La beauté d’un jardin botanique certifié compense un gymnase vide climatisé 24h/24. C’est mathématiquement légitime ; c’est éthiquement discutable. La véritable transparence — celle que les experts en durabilité réclament depuis des années — passerait par la publication en temps réel des données de consommation d’énergie par zone, par équipement, accessible aux clients et aux auditeurs. Aucun hôtel cambodgien n’en est là.
Ce que le voyageur exigeant doit retenir
La hiérarchie des preuves dans l’éco-certification hôtelière est claire : une certification annuelle renouvelée par un organisme tiers indépendant vaut plus qu’un prix décerné une fois, qui vaut lui-même plus qu’une déclaration d’intention sur un site web.
Sur ce critère, Kep West, le Sofitel Angkor, les Raffles et le Rosewood Phnom Penh se distinguent. MAADS, Anjali, Terres Rouges et le Farmhouse méritent néanmoins d’être reconnus pour la profondeur et la cohérence de leur engagement — même sans label affiché en bonne place à la réception.
Et derrière tous ces établissements, une institution mérite d’être mentionnée à chaque fois qu’on parle de tourisme durable au Cambodge : l’École Paul Dubrule. En formant plus de 4 400 Cambodgiens en lien étroit avec des partenaires comme Accor et l’École Hôtelière de Lausanne, elle construit, diplôme après diplôme, le socle humain sans lequel toutes les certifications du monde ne sont que du papier.
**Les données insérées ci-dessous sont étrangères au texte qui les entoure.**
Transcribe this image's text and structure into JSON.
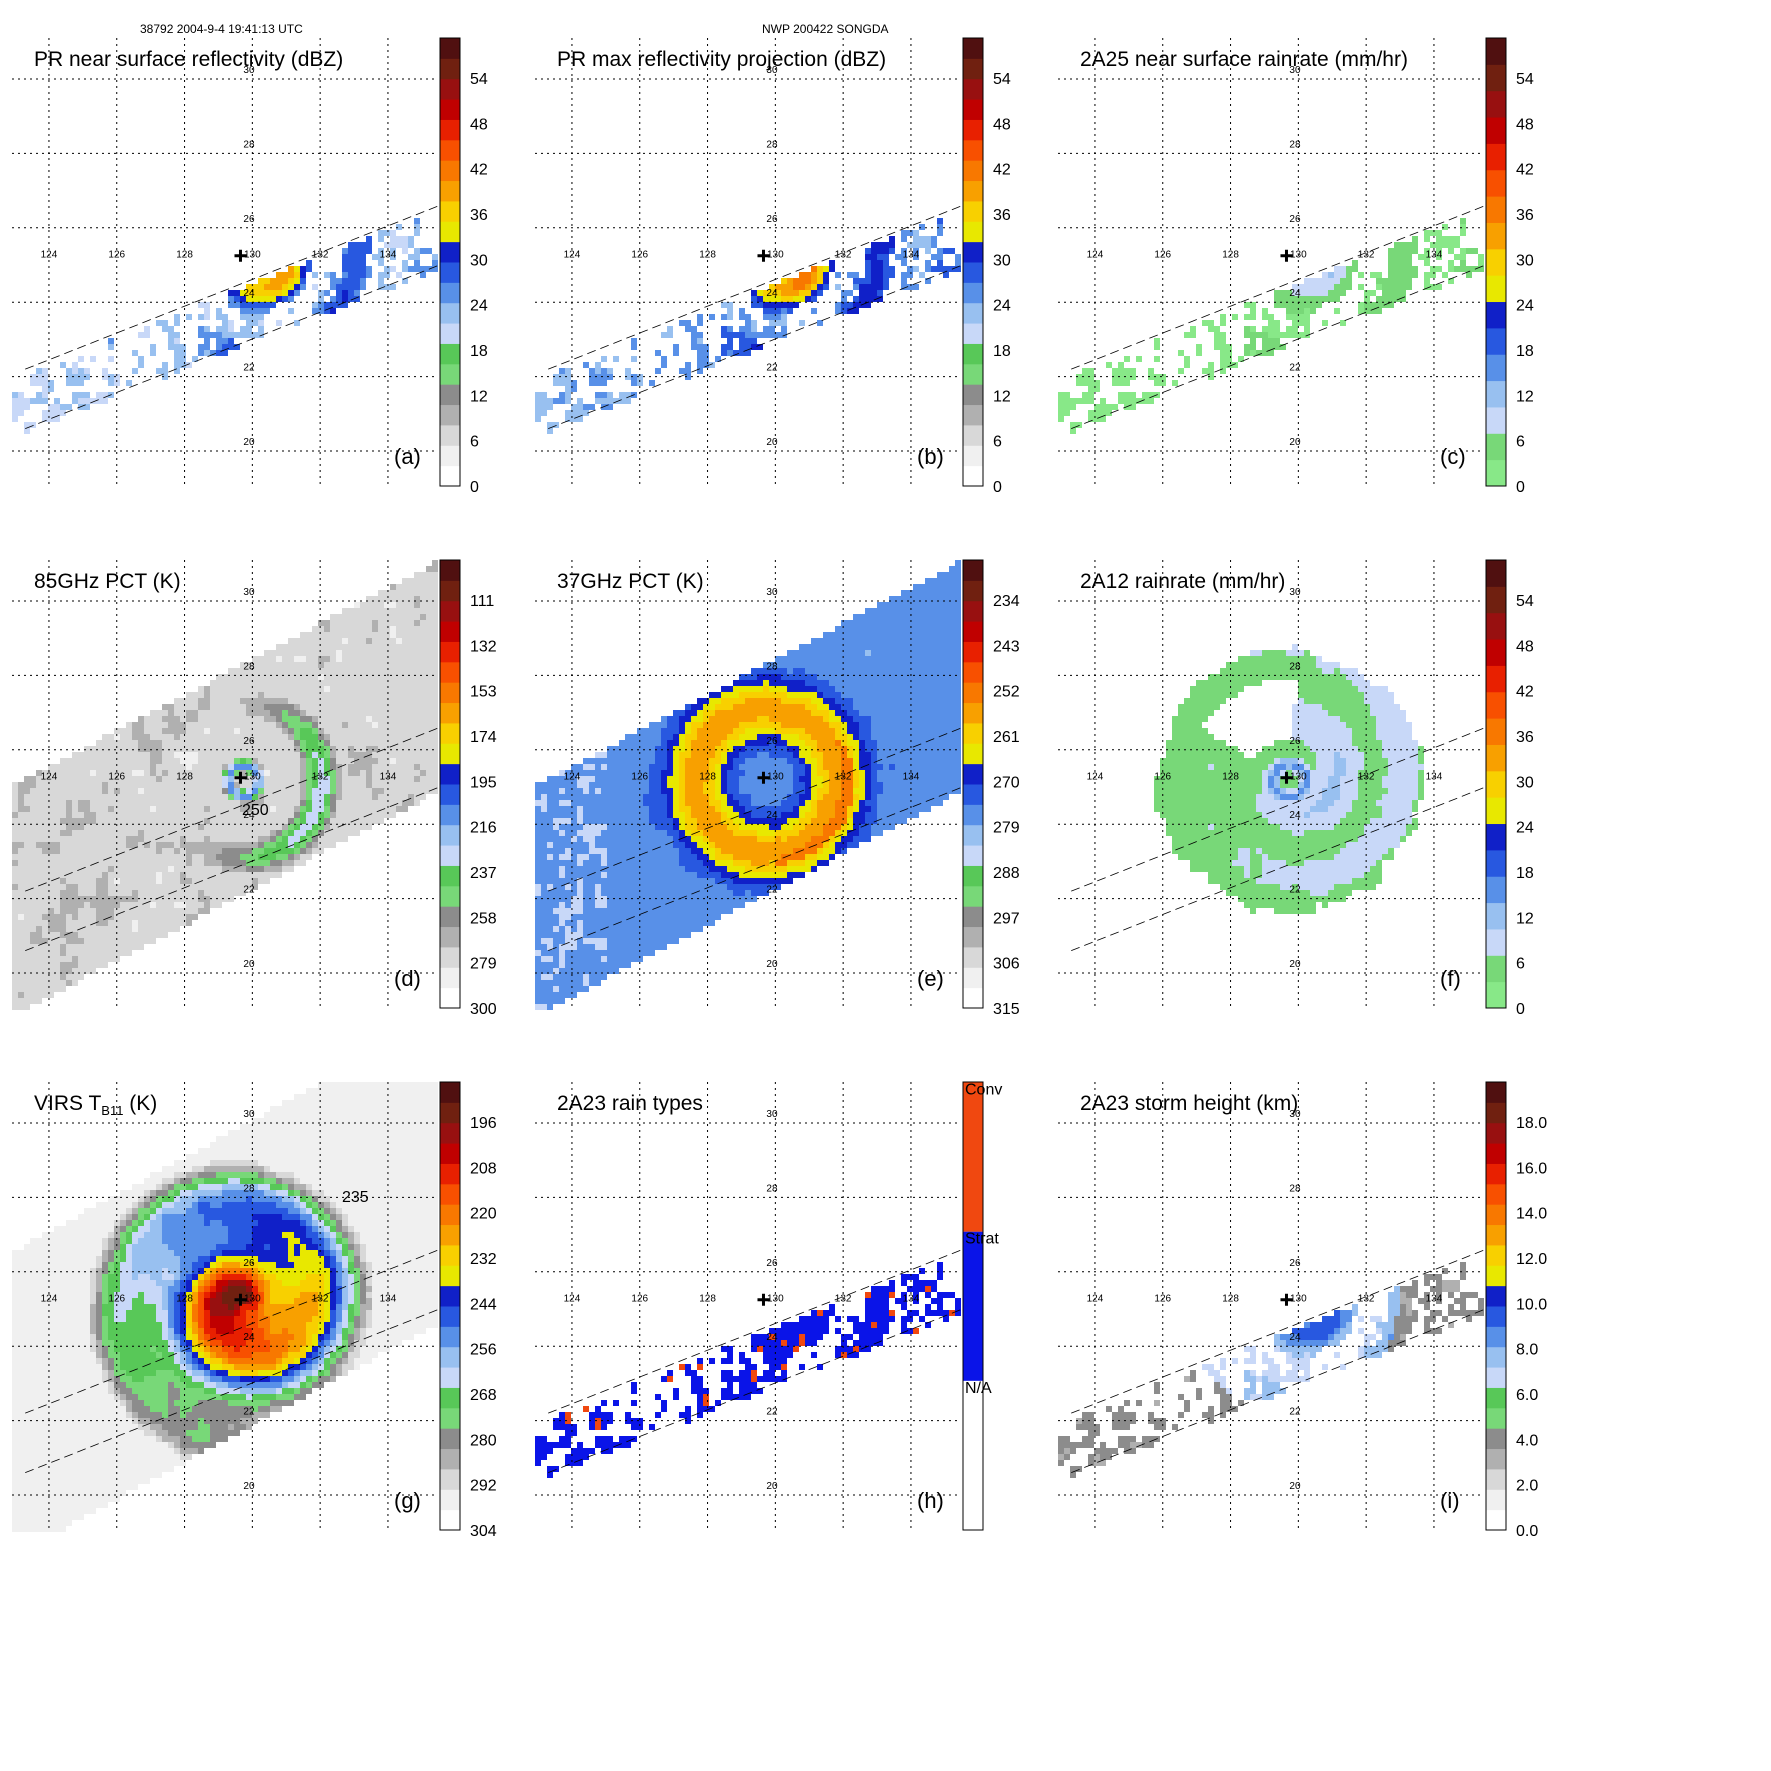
{
  "header": {
    "left": "38792 2004-9-4 19:41:13 UTC",
    "center": "NWP 200422 SONGDA"
  },
  "map": {
    "lon_labels": [
      "124",
      "126",
      "128",
      "130",
      "132",
      "134"
    ],
    "lat_labels": [
      "20",
      "22",
      "24",
      "26",
      "28",
      "30"
    ]
  },
  "chart_data": [
    {
      "type": "heatmap",
      "panel": "(a)",
      "title": "PR near surface reflectivity (dBZ)",
      "field": "pr",
      "ticks": [
        "0",
        "6",
        "12",
        "18",
        "24",
        "30",
        "36",
        "42",
        "48",
        "54"
      ],
      "colors": [
        "#ffffff",
        "#f0f0f0",
        "#d8d8d8",
        "#b0b0b0",
        "#8c8c8c",
        "#78d878",
        "#58c858",
        "#c8d8f8",
        "#98c0f0",
        "#5890e8",
        "#2858e0",
        "#1020c8",
        "#e8e800",
        "#f8d000",
        "#f8a000",
        "#f87800",
        "#f85000",
        "#e82000",
        "#c00000",
        "#981010",
        "#702010",
        "#501010"
      ]
    },
    {
      "type": "heatmap",
      "panel": "(b)",
      "title": "PR max reflectivity projection (dBZ)",
      "field": "prmax",
      "ticks": [
        "0",
        "6",
        "12",
        "18",
        "24",
        "30",
        "36",
        "42",
        "48",
        "54"
      ],
      "colors": [
        "#ffffff",
        "#f0f0f0",
        "#d8d8d8",
        "#b0b0b0",
        "#8c8c8c",
        "#78d878",
        "#58c858",
        "#c8d8f8",
        "#98c0f0",
        "#5890e8",
        "#2858e0",
        "#1020c8",
        "#e8e800",
        "#f8d000",
        "#f8a000",
        "#f87800",
        "#f85000",
        "#e82000",
        "#c00000",
        "#981010",
        "#702010",
        "#501010"
      ]
    },
    {
      "type": "heatmap",
      "panel": "(c)",
      "title": "2A25 near surface rainrate (mm/hr)",
      "field": "rr25",
      "ticks": [
        "0",
        "6",
        "12",
        "18",
        "24",
        "30",
        "36",
        "42",
        "48",
        "54"
      ],
      "colors": [
        "#88e888",
        "#78d878",
        "#c8d8f8",
        "#98c0f0",
        "#5890e8",
        "#2858e0",
        "#1020c8",
        "#e8e800",
        "#f8d000",
        "#f8a000",
        "#f87800",
        "#f85000",
        "#e82000",
        "#c00000",
        "#981010",
        "#702010",
        "#501010"
      ]
    },
    {
      "type": "heatmap",
      "panel": "(d)",
      "title": "85GHz PCT (K)",
      "field": "pct85",
      "ticks": [
        "300",
        "279",
        "258",
        "237",
        "216",
        "195",
        "174",
        "153",
        "132",
        "111"
      ],
      "contour_label": "250",
      "colors": [
        "#ffffff",
        "#f0f0f0",
        "#d8d8d8",
        "#b0b0b0",
        "#8c8c8c",
        "#78d878",
        "#58c858",
        "#c8d8f8",
        "#98c0f0",
        "#5890e8",
        "#2858e0",
        "#1020c8",
        "#e8e800",
        "#f8d000",
        "#f8a000",
        "#f87800",
        "#f85000",
        "#e82000",
        "#c00000",
        "#981010",
        "#702010",
        "#501010"
      ]
    },
    {
      "type": "heatmap",
      "panel": "(e)",
      "title": "37GHz PCT (K)",
      "field": "pct37",
      "ticks": [
        "315",
        "306",
        "297",
        "288",
        "279",
        "270",
        "261",
        "252",
        "243",
        "234"
      ],
      "colors": [
        "#ffffff",
        "#f0f0f0",
        "#d8d8d8",
        "#b0b0b0",
        "#8c8c8c",
        "#78d878",
        "#58c858",
        "#c8d8f8",
        "#98c0f0",
        "#5890e8",
        "#2858e0",
        "#1020c8",
        "#e8e800",
        "#f8d000",
        "#f8a000",
        "#f87800",
        "#f85000",
        "#e82000",
        "#c00000",
        "#981010",
        "#702010",
        "#501010"
      ]
    },
    {
      "type": "heatmap",
      "panel": "(f)",
      "title": "2A12 rainrate (mm/hr)",
      "field": "rr12",
      "ticks": [
        "0",
        "6",
        "12",
        "18",
        "24",
        "30",
        "36",
        "42",
        "48",
        "54"
      ],
      "colors": [
        "#88e888",
        "#78d878",
        "#c8d8f8",
        "#98c0f0",
        "#5890e8",
        "#2858e0",
        "#1020c8",
        "#e8e800",
        "#f8d000",
        "#f8a000",
        "#f87800",
        "#f85000",
        "#e82000",
        "#c00000",
        "#981010",
        "#702010",
        "#501010"
      ]
    },
    {
      "type": "heatmap",
      "panel": "(g)",
      "title": "VIRS T",
      "title_sub": "B11",
      "title_suffix": " (K)",
      "field": "virs",
      "ticks": [
        "304",
        "292",
        "280",
        "268",
        "256",
        "244",
        "232",
        "220",
        "208",
        "196"
      ],
      "contour_label": "235",
      "colors": [
        "#ffffff",
        "#f0f0f0",
        "#d8d8d8",
        "#b0b0b0",
        "#8c8c8c",
        "#78d878",
        "#58c858",
        "#c8d8f8",
        "#98c0f0",
        "#5890e8",
        "#2858e0",
        "#1020c8",
        "#e8e800",
        "#f8d000",
        "#f8a000",
        "#f87800",
        "#f85000",
        "#e82000",
        "#c00000",
        "#981010",
        "#702010",
        "#501010"
      ]
    },
    {
      "type": "heatmap",
      "panel": "(h)",
      "title": "2A23 rain types",
      "field": "raintype",
      "categories": [
        "N/A",
        "Strat",
        "Conv"
      ],
      "colors": [
        "#ffffff",
        "#0a14e8",
        "#f04810"
      ]
    },
    {
      "type": "heatmap",
      "panel": "(i)",
      "title": "2A23 storm height (km)",
      "field": "sth",
      "ticks": [
        "0.0",
        "2.0",
        "4.0",
        "6.0",
        "8.0",
        "10.0",
        "12.0",
        "14.0",
        "16.0",
        "18.0"
      ],
      "colors": [
        "#ffffff",
        "#f0f0f0",
        "#d8d8d8",
        "#b0b0b0",
        "#8c8c8c",
        "#78d878",
        "#58c858",
        "#c8d8f8",
        "#98c0f0",
        "#5890e8",
        "#2858e0",
        "#1020c8",
        "#e8e800",
        "#f8d000",
        "#f8a000",
        "#f87800",
        "#f85000",
        "#e82000",
        "#c00000",
        "#981010",
        "#702010",
        "#501010"
      ]
    }
  ]
}
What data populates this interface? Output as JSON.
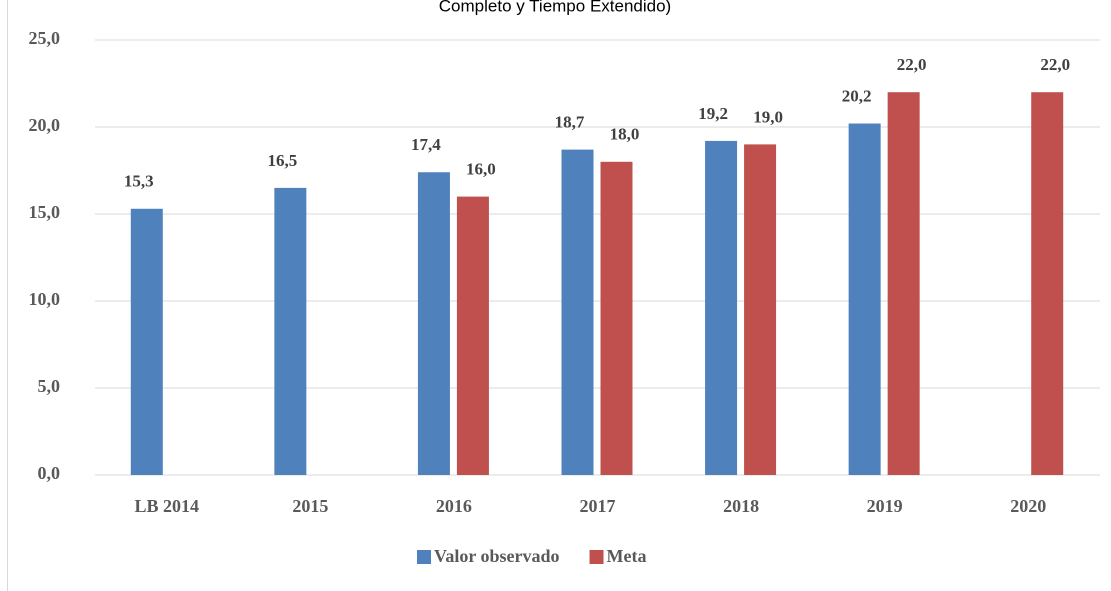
{
  "chart_data": {
    "type": "bar",
    "title": "Completo y Tiempo Extendido)",
    "categories": [
      "LB 2014",
      "2015",
      "2016",
      "2017",
      "2018",
      "2019",
      "2020"
    ],
    "series": [
      {
        "name": "Valor observado",
        "color": "#4f81bd",
        "values": [
          15.3,
          16.5,
          17.4,
          18.7,
          19.2,
          20.2,
          null
        ],
        "value_labels": [
          "15,3",
          "16,5",
          "17,4",
          "18,7",
          "19,2",
          "20,2",
          null
        ]
      },
      {
        "name": "Meta",
        "color": "#c0504d",
        "values": [
          null,
          null,
          16.0,
          18.0,
          19.0,
          22.0,
          22.0
        ],
        "value_labels": [
          null,
          null,
          "16,0",
          "18,0",
          "19,0",
          "22,0",
          "22,0"
        ]
      }
    ],
    "ylim": [
      0,
      25
    ],
    "yticks": [
      {
        "value": 0,
        "label": "0,0"
      },
      {
        "value": 5,
        "label": "5,0"
      },
      {
        "value": 10,
        "label": "10,0"
      },
      {
        "value": 15,
        "label": "15,0"
      },
      {
        "value": 20,
        "label": "20,0"
      },
      {
        "value": 25,
        "label": "25,0"
      }
    ],
    "grid": true,
    "legend": "bottom"
  }
}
Mais la leçon ultime de cette enquête est peut-être celle qu’un client attentif a formulée sans le savoir : aucun label ne remplace l’observation directe. Et parfois, deux salles de sport vides, climatisées et éclairées en permanence en disent plus long sur la réalité d’un engagement « vert » que n’importe quel certificat encadré dans le lobby.